PREDICTION TWO– Stemming from the above, foreign policy doctrines like American exceptionalism and humanitarian in intervention are hard to predict, but it is safe to assume that in the next 15 years the fraying national infrastructure, urban decay, especially affecting the quality of public schools, income in equality leading to a “dual economy”, will be modified by incremental measures to produce a leaner, “meaner” military. As with prediction number one, this will only represent and acceleration of trends now in their infancy but underway.
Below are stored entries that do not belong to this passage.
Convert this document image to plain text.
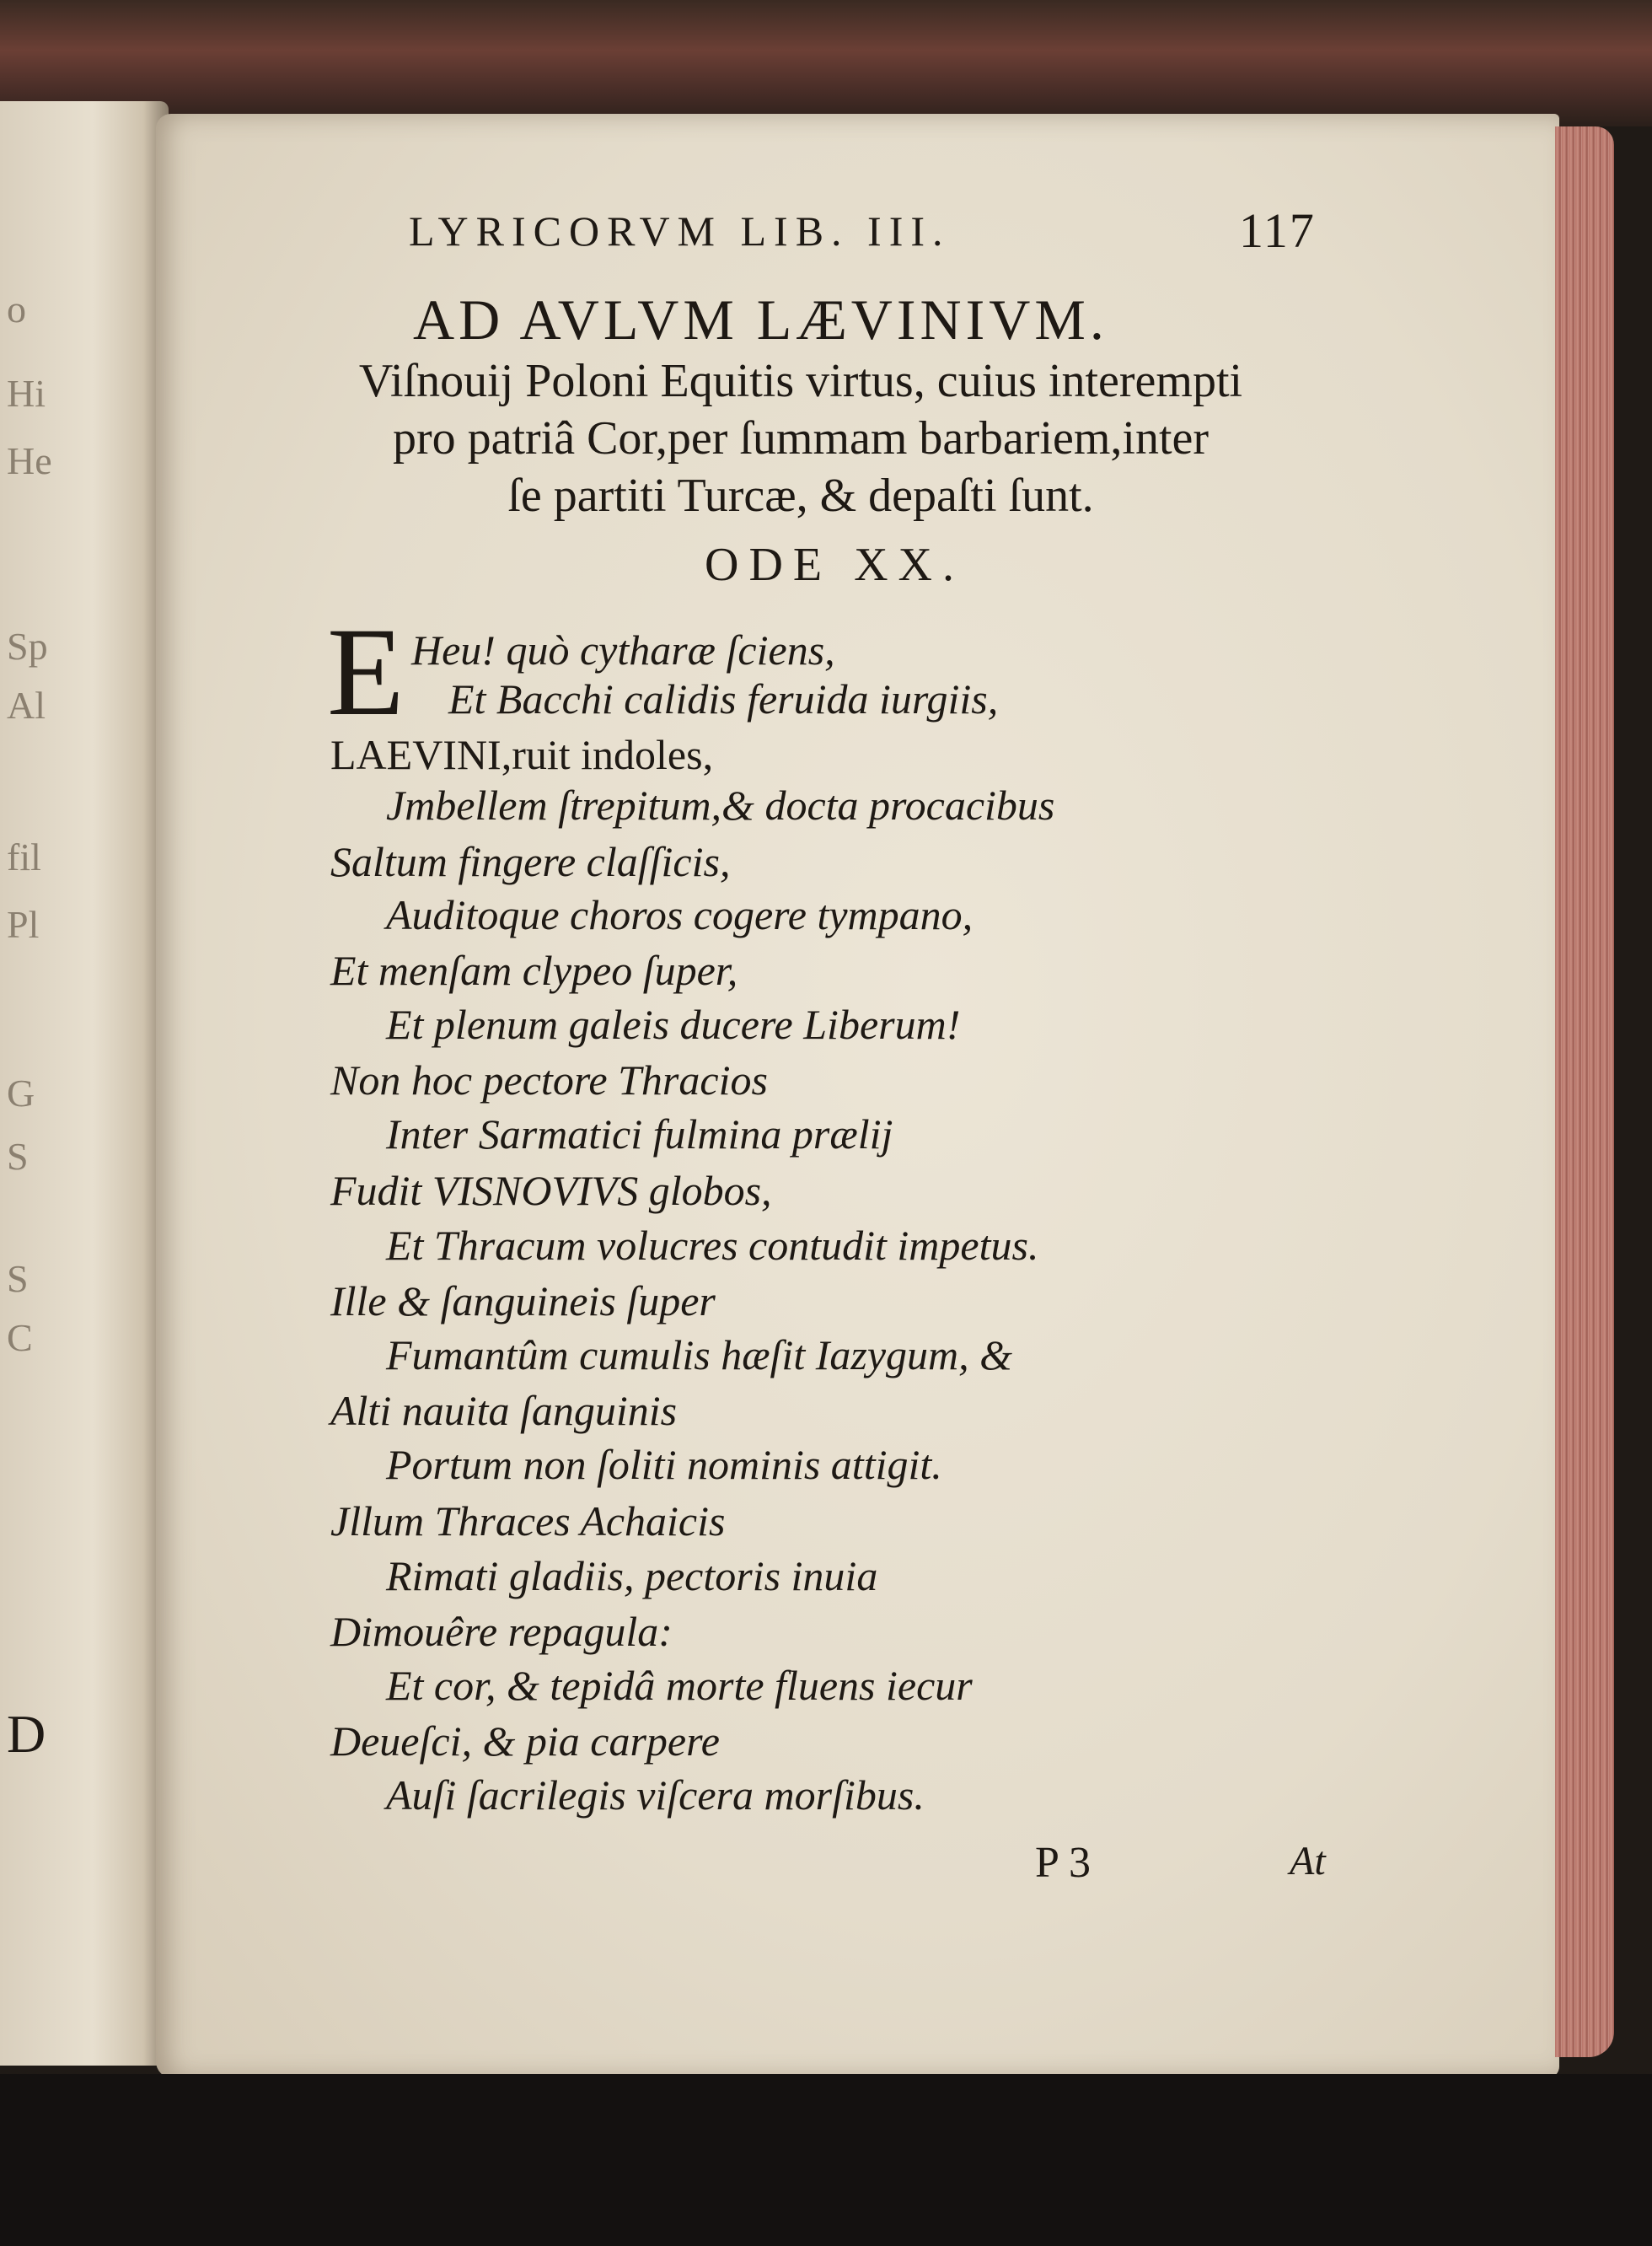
o
Hi
He
Sp
Al
fil
Pl
G
S
S
C
D
LYRICORVM LIB. III.	117
AD AVLVM LÆVINIVM.
Viſnouij Poloni Equitis virtus, cuius interempti
pro patriâ Cor,per ſummam barbariem,inter
ſe partiti Turcæ, & depaſti ſunt.
ODE XX.
E Heu! quò cytharæ ſciens,
Et Bacchi calidis feruida iurgiis,
LAEVINI,ruit indoles,
Jmbellem ſtrepitum,& docta procacibus
Saltum fingere claſſicis,
Auditoque choros cogere tympano,
Et menſam clypeo ſuper,
Et plenum galeis ducere Liberum!
Non hoc pectore Thracios
Inter Sarmatici fulmina prælij
Fudit VISNOVIVS globos,
Et Thracum volucres contudit impetus.
Ille & ſanguineis ſuper
Fumantûm cumulis hæſit Iazygum, &
Alti nauita ſanguinis
Portum non ſoliti nominis attigit.
Jllum Thraces Achaicis
Rimati gladiis, pectoris inuia
Dimouêre repagula:
Et cor, & tepidâ morte fluens iecur
Deueſci, & pia carpere
Auſi ſacrilegis viſcera morſibus.
P 3	At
PREDICTION THREE– Taxation will never reach 1950s-1960s levels, but taxes will cease to be a dirty word, the American tradition of pay as you go will come back in to style, modestly at first, and the Grover Norquists and Americans for Tax Reform will be less influential, more marginalized. This simply equals moderately higher taxes. The simple and often asked poll question variants of “would you be willing to pay a small amount more in taxes for certain improved public services?” will be answered more in the affirmative.
PREDICTION FOUR: Supreme Court- The morbid reality is that Justices Scalia and Kennedy will be 92 in 2030. If they have not died or retired, and our predictions about presidential and national more progressive politics come true, they will be very close to leaving the scene. They will be replaced by more liberal (especially in the case of Scalia) people more on the model of Sotomajor than some others. The equally important downside is that Justices Ginsburg and Breyer, moderates, will be 95 and 90, respectively, and will probably be replaced by people of similar views. Summing up, the court should move modestly to the left, all told, but this depends on a one or two term Conservative NOT being elected president in 2016, 2020, and 2024. Trends point in that direction.